Here’s a different way of picturing what this kind of UNFORCED community is like. (Footnote 3)  We’re so used to imagining leadership as coming from the top, managers from high atop the pyramid, barking out orders – build here, put that brick there, this way, not that way.  What if spiritual leadership is meant to be more organic and work from the bottom, like the trunk of a spreading tree?  The trunk isn’t particularly exciting; the branches are where the growth happens, the beautiful and dynamic stuff like blooming and bearing fruit.  The trunk’s job is just to help connect those branches with the nourishment they need from the roots.  You, my friends, are the branches.
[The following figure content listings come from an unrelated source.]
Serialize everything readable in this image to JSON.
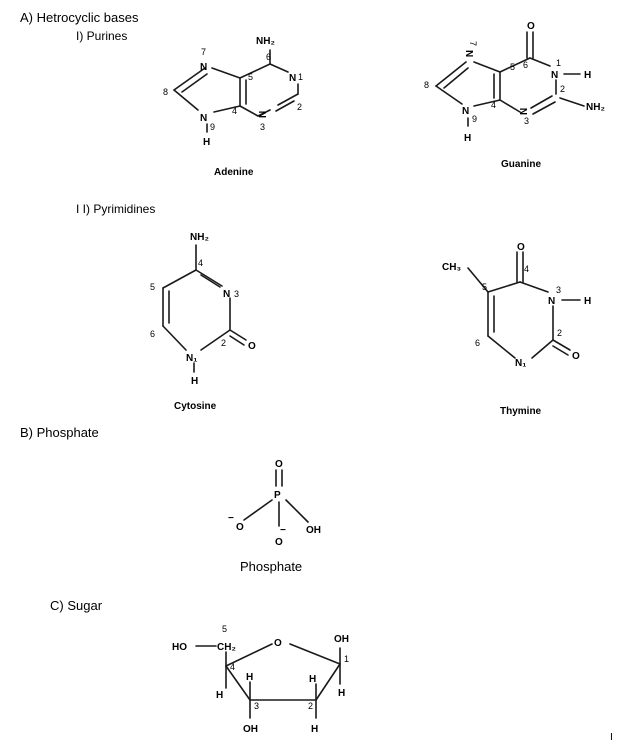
{
  "sections": {
    "a": "A) Hetrocyclic bases",
    "purines": "I) Purines",
    "pyrimidines": "I I) Pyrimidines",
    "b": "B) Phosphate",
    "c": "C) Sugar"
  },
  "captions": {
    "adenine": "Adenine",
    "guanine": "Guanine",
    "cytosine": "Cytosine",
    "thymine": "Thymine",
    "phosphate": "Phosphate"
  },
  "atoms": {
    "N": "N",
    "H": "H",
    "O": "O",
    "P": "P",
    "NH2": "NH₂",
    "CH3": "CH₃",
    "CH2": "CH₂",
    "OH": "OH",
    "HO": "HO",
    "minus": "−",
    "N1sub": "N₁"
  },
  "positions": {
    "p1": "1",
    "p2": "2",
    "p3": "3",
    "p4": "4",
    "p5": "5",
    "p6": "6",
    "p7": "7",
    "p8": "8",
    "p9": "9"
  },
  "corner_mark": "I"
}
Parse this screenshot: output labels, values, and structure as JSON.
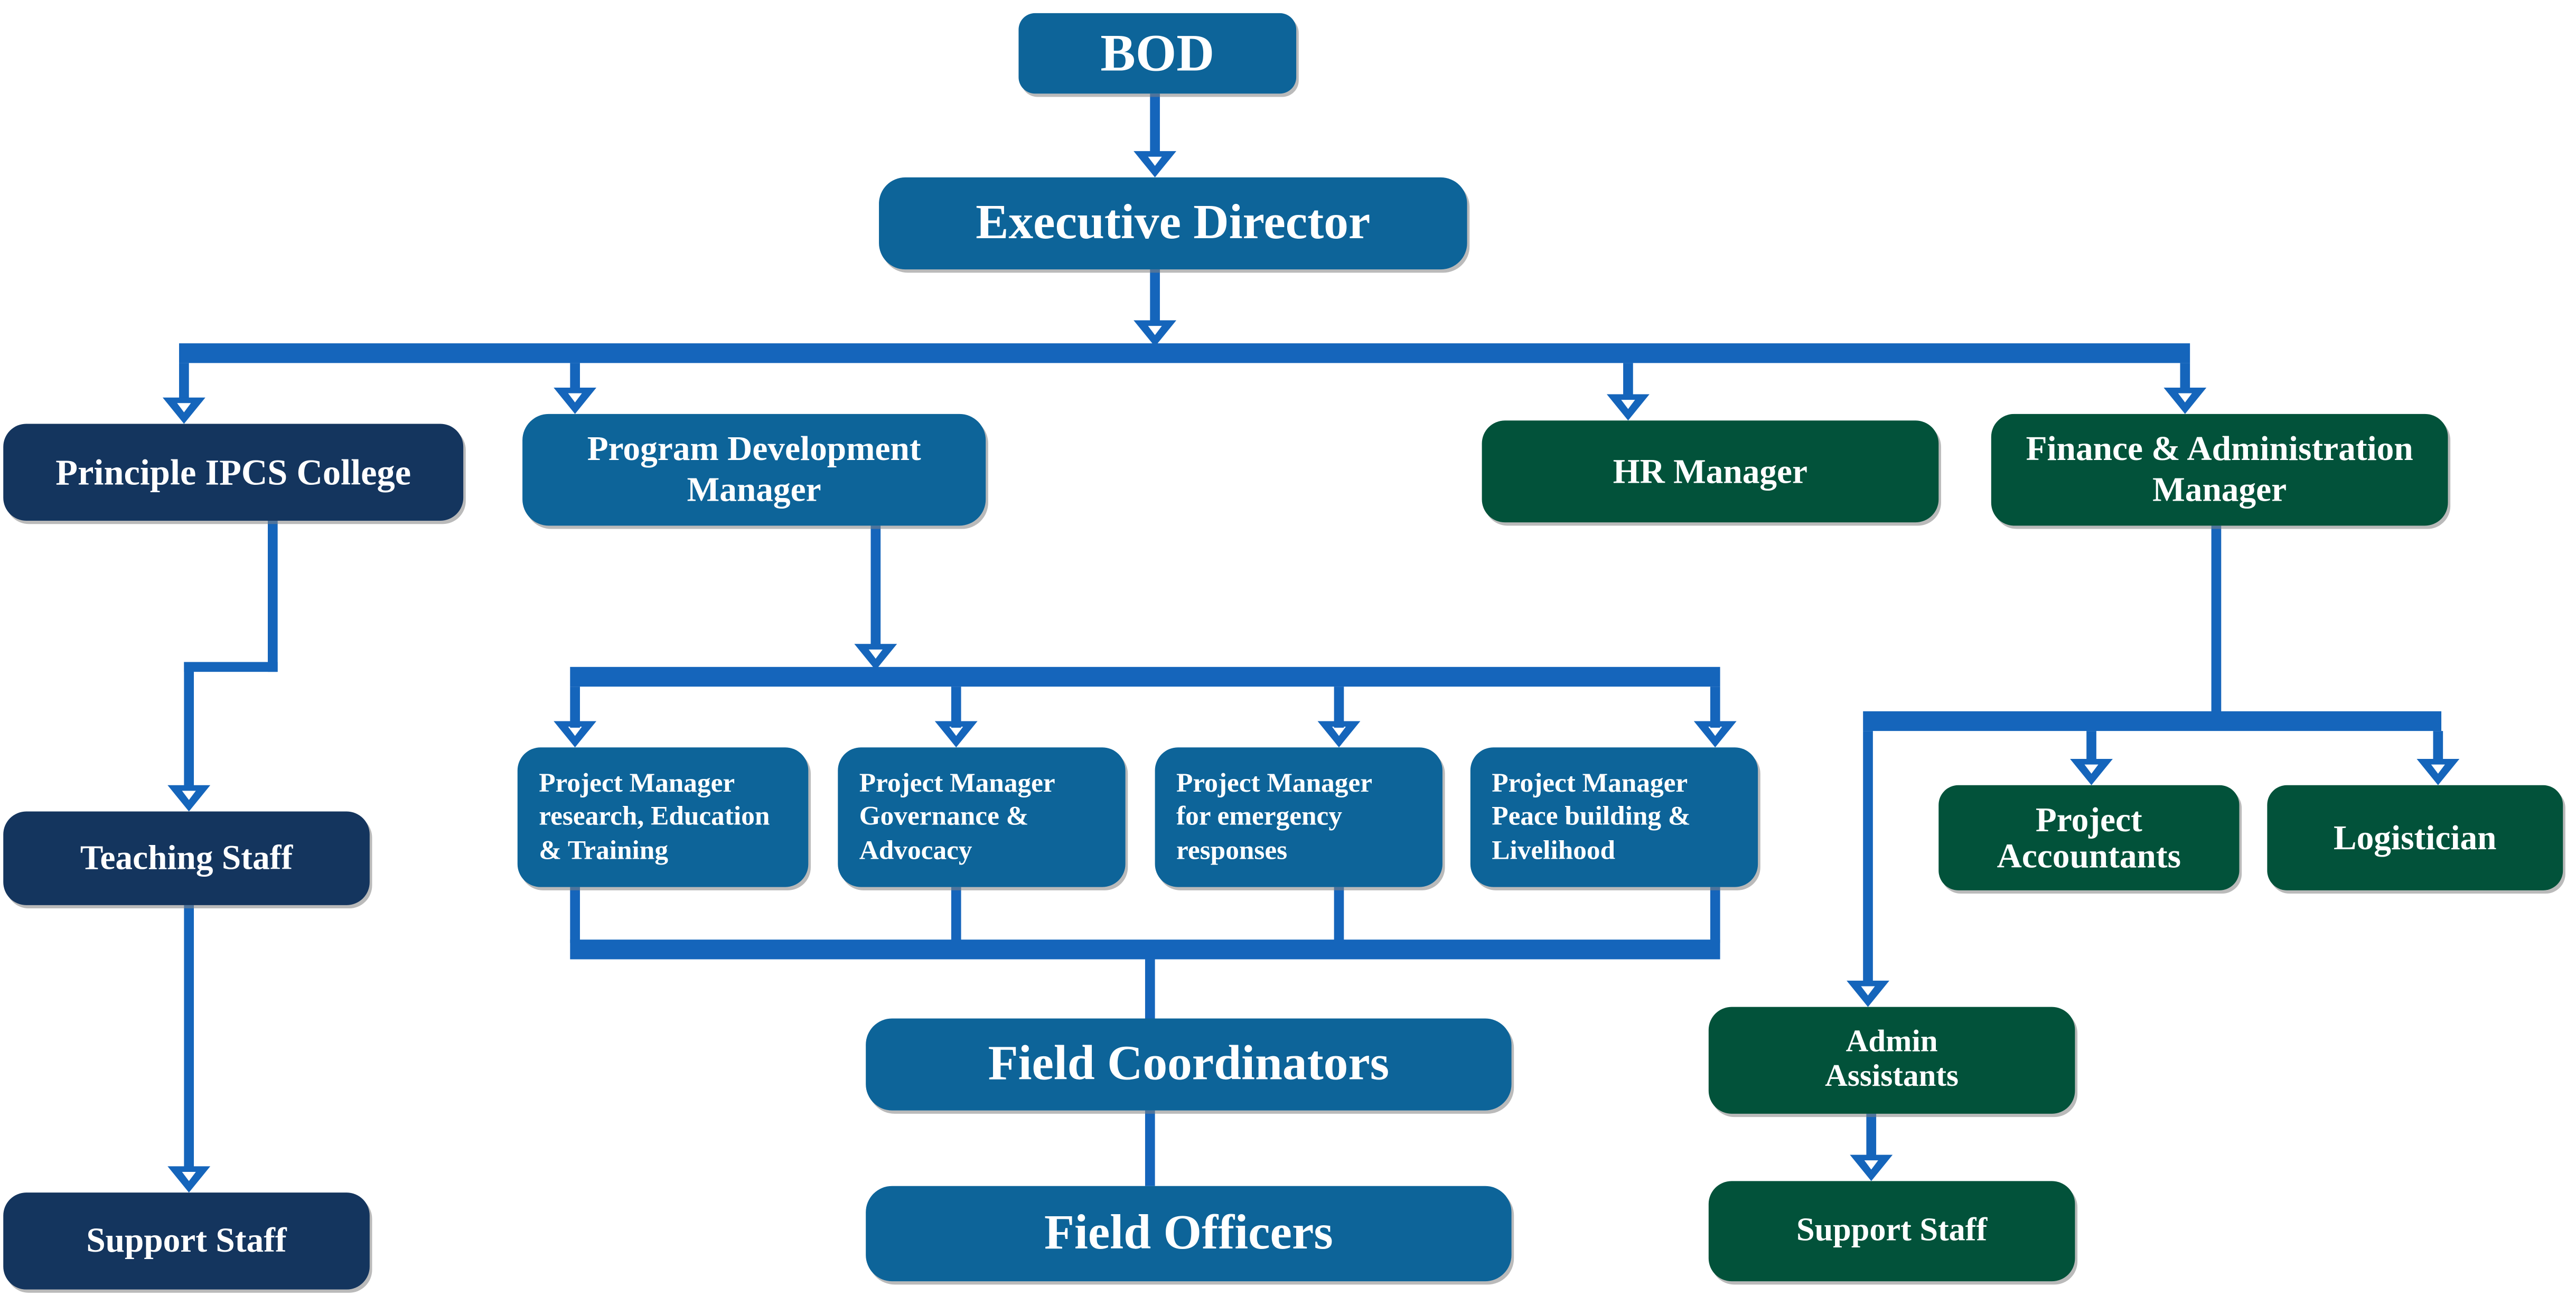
{
  "palette": {
    "box_blue": "#0d6499",
    "box_navy": "#14355e",
    "box_green": "#02523a",
    "line": "#1565bb",
    "text": "#ffffff",
    "background": "#ffffff"
  },
  "nodes": {
    "bod": {
      "label": "BOD"
    },
    "executive_director": {
      "label": "Executive Director"
    },
    "principle_ipcs_college": {
      "label": "Principle IPCS College"
    },
    "program_development_manager": {
      "label": "Program Development\nManager"
    },
    "hr_manager": {
      "label": "HR Manager"
    },
    "finance_admin_manager": {
      "label": "Finance & Administration\nManager"
    },
    "teaching_staff": {
      "label": "Teaching Staff"
    },
    "support_staff_college": {
      "label": "Support Staff"
    },
    "pm_research_education_training": {
      "label": "Project Manager\nresearch, Education\n& Training"
    },
    "pm_governance_advocacy": {
      "label": "Project Manager\nGovernance &\nAdvocacy"
    },
    "pm_emergency_responses": {
      "label": "Project Manager\nfor emergency\nresponses"
    },
    "pm_peace_building_livelihood": {
      "label": "Project Manager\nPeace building &\nLivelihood"
    },
    "field_coordinators": {
      "label": "Field Coordinators"
    },
    "field_officers": {
      "label": "Field Officers"
    },
    "project_accountants": {
      "label": "Project\nAccountants"
    },
    "logistician": {
      "label": "Logistician"
    },
    "admin_assistants": {
      "label": "Admin\nAssistants"
    },
    "support_staff_finance": {
      "label": "Support Staff"
    }
  },
  "edges": [
    [
      "BOD",
      "Executive Director"
    ],
    [
      "Executive Director",
      "Principle IPCS College"
    ],
    [
      "Executive Director",
      "Program Development Manager"
    ],
    [
      "Executive Director",
      "HR Manager"
    ],
    [
      "Executive Director",
      "Finance & Administration Manager"
    ],
    [
      "Principle IPCS College",
      "Teaching Staff"
    ],
    [
      "Teaching Staff",
      "Support Staff"
    ],
    [
      "Program Development Manager",
      "Project Manager research, Education & Training"
    ],
    [
      "Program Development Manager",
      "Project Manager Governance & Advocacy"
    ],
    [
      "Program Development Manager",
      "Project Manager for emergency responses"
    ],
    [
      "Program Development Manager",
      "Project Manager Peace building & Livelihood"
    ],
    [
      "Project Managers (all four)",
      "Field Coordinators"
    ],
    [
      "Field Coordinators",
      "Field Officers"
    ],
    [
      "Finance & Administration Manager",
      "Project Accountants"
    ],
    [
      "Finance & Administration Manager",
      "Logistician"
    ],
    [
      "Finance & Administration Manager",
      "Admin Assistants"
    ],
    [
      "Admin Assistants",
      "Support Staff"
    ]
  ]
}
If we commit to living this way, as a community, as an institution, it may not increase our budget.  We may not grow bigger; I’m pretty confident we’re not going to grow much fancier!  What if we focused instead on growing deeper, closer to Jesus and to each other?  What if we grew wider and yes, even fruitier, and made more and more of a difference in the community God’s planted us in?  We might find more people joining us on a Sunday morning, we might not.  But we would be growing in the ways that matter most. 

Postscript: At the end of this sermon, I invited up anyone who’d like to respond tangibly during the next worship song by adding or pulling down some bricks from the Duplo house a young friend had built for me up front.  A few accepted and made some small adjustments.  When the service was over and people were milling around talking, a woman came over, a mixture of eagerness and tentativeness, asking if she could still work with the bricks.  Given an “of course,” she rapidly went to work, enthusiastically yanking brick after brick apart, laying almost the whole building to waste!  “Are these the roots?” she asked me.  Friend, if you tell me those are the roots, they’re the roots.  “Good,” she responded, “I’ll leave the roots.”   

 

1  The original paper presenting this alternative reading of the widow’s mite can be found here: http://www.pas.rochester.edu/~tim/study/Widow's%20Mite.pdf.

2 Thanks to V.R. Marianne Zahn for this insight, https://www.huffingtonpost.com/vr-marianne-zahn/post_10560_b_8596712.html.

3  This imagery is borrowed from a quirky and wonderful business classic, Orbiting the Giant Hairball, “The Pyramid v. the Plum Tree,” by Gordon MacKenzie.